La sedicente intelligenza artificiale.

Una discussione universitaria più orientata a sperimentare che a vietare la valanga ChatGPT.

Su L’Indro – quotidiano indipendente online di geopolitica

30.3.2023 – https://lindro.it/chatgpt-la-sedicente-intelligenza-artificiale/

Guido Di Fraia alla presentazione di IULM Lab AI

Stefano Rolando [1]

Intelligenza artificiale è un’espressione stupida e falsa – dice Guido Di Fraia, sociologo, prorettore dell’Università IULM, direttore del laboratorio che studia questa rivoluzione – l’hanno inventata 50 anni fa per far notizia, ma si dovrebbe solo parlare di Intelligenza aumentata. Oppure definirla correttamente da un punto di vista tecnico, con il nome che ha: Tecnologia generativa pre-trained. Che vuol dire semplicemente pre-istruita, ovvero addestrata”. [2]
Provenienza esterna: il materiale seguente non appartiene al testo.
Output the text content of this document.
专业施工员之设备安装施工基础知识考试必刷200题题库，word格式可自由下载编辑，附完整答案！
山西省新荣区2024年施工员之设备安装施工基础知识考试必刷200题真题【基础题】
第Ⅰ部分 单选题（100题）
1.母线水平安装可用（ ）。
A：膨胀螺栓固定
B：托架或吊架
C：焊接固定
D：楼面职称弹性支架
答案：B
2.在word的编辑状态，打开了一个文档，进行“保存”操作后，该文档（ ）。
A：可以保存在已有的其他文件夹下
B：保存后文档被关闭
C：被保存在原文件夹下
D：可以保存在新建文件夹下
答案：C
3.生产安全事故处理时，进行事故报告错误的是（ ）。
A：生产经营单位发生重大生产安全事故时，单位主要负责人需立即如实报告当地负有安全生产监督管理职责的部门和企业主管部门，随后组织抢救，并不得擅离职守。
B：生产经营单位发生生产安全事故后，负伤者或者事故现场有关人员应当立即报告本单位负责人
Come si legge nella sua definizione ufficiale: ChatGPT (Chat Generative Pre-trained Transformer, traducibile in “trasformatore pre-istruito generatore di conversazioni“) è un modello di chatbot basato su intelligenza artificiale e apprendimento automatico sviluppato da OpenAI specializzato nella conversazione con un utente umano.

Partenza fulminea. Ha scritto Federico Fubini: “Lanciato il 30 novembre del 2022 ha fatto il primo milione di profili dopo 5 giorni e i primi 5 milioni dopo 20 giorni”. 

Siamo un’ottantina di professori dell’ateneo milanese, che lui ha riunito per ragionare su quale approccio sia oggi più sensato rispetto all’impatto già immenso delle applicazioni, soprattutto di ciò che fa sì “notizia” tutti giorni.  Quella “macchina” (così continua a chiamarla Guido) che, incorporando 160 miliardi di parametri, produce nel mondo un diluvio di testi in qualunque lingua e in qualunque forma richiesta in pochi secondi rispondendo alle caratteristiche delle domande che riceve, ma facendo poi appello all’immensità di dati già immagazzinati.  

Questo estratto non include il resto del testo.